Makes 2 small cheese cakes or 8 cupcake-sized
What you need:
For the crust:
1/3 cup nuts of your choice, almonds and cashews work well
1/3 cup pitted dates
1 cup cashews soaked overnight then drained
1/4 cup Terrasoul coconut oil, melted on low heat
10 peeled and pitted fresh dates
1/4 cup unsweetened almond milk (if needed)
Juice and zest of 1/2 lemon
1/4 cup fresh or thawed raspberries
1 tsp Arctic Berries Cranberry or Lingonberry Powder
1 1/2 tbs Terrasoul cacao powder
1 tbs melted Terrasoul coconut oil
1. Chop the nuts and dates for the bottom layer coarsely and press out into one or two small spring-form pans (depending on size) or silicone cupcake molds. |
2. Place all the ingredients for the cheesecake filling, except for the almond milk, in a powerful food processor or blender and blend until completely smooth. Add the almond milk by the spoonful, if needed.

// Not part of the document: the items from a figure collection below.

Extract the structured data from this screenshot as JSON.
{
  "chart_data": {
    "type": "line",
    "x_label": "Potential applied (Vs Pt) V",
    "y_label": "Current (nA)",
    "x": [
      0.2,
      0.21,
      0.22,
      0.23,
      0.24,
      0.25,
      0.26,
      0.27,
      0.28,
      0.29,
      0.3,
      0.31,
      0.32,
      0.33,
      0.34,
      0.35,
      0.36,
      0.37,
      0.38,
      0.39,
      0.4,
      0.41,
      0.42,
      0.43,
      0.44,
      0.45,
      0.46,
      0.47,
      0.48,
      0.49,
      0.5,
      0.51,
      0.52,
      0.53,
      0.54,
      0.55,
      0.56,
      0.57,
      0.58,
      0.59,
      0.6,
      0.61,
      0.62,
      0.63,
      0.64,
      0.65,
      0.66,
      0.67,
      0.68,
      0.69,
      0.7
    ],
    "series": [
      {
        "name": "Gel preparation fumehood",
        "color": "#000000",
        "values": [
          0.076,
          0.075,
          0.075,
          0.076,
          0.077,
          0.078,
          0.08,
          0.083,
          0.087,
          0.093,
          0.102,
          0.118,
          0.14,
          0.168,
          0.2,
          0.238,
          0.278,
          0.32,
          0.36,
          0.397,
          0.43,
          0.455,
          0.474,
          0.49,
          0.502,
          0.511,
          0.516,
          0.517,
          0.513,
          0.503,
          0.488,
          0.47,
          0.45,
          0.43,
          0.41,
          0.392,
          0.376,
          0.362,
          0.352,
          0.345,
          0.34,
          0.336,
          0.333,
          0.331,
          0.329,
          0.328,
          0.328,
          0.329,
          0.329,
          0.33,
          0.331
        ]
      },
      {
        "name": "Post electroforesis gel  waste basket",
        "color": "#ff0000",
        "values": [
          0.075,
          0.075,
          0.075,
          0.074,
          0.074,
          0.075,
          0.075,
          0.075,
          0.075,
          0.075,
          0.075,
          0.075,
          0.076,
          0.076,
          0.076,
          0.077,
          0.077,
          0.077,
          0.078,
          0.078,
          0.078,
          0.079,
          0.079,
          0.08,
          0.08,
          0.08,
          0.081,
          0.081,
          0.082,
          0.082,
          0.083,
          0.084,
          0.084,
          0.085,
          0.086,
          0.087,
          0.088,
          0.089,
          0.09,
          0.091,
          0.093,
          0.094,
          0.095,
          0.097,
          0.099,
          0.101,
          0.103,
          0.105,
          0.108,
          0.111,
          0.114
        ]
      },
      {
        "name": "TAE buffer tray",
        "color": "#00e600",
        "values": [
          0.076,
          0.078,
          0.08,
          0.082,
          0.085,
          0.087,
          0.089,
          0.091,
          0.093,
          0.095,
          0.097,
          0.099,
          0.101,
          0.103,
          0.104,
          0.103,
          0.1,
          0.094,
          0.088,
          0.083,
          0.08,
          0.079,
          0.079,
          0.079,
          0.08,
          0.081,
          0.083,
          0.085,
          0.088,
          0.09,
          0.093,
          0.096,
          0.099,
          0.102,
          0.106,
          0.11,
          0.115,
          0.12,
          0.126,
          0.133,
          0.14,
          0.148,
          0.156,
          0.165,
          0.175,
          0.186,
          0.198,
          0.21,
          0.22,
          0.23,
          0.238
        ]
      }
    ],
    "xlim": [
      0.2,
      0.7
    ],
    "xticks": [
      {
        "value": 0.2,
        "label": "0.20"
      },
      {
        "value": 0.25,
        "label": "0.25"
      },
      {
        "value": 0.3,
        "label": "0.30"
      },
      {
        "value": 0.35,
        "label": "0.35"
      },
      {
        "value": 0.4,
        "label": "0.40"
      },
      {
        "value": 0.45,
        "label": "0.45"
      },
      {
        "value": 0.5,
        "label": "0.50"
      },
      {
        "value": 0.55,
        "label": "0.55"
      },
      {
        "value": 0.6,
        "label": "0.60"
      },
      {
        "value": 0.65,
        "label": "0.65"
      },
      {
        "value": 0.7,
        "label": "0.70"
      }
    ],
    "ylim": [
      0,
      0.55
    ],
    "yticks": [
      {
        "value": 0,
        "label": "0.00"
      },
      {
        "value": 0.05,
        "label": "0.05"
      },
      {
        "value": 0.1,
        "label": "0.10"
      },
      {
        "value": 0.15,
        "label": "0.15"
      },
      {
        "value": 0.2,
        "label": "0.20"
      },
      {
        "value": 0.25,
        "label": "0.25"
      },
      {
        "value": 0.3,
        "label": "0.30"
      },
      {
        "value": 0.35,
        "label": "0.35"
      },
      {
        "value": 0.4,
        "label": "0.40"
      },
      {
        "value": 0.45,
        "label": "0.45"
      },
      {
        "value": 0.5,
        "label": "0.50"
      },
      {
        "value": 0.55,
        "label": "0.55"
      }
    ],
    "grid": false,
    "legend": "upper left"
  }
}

3. Add two-thirds of the mixture into two different bowls, leaving the last third in the blender.
4. Add the raspberries and Lingonberry or Cranberry Powder into the blender with the last third, and blend until smooth.
5. Mix in cacao powder and coconut oil to one of the thirds that are in the bowls to make the chocolate layer. Stir well until the color looks even enough.
6. Layer the three different mixtures into the spring-form pan(s) or cupcake molds and place in the freezer until set.
7. Optional: Decorate with melted chocolate!
**Remember to make sure to remove the cheesecakes from the freezer at least 20 minutes before serving!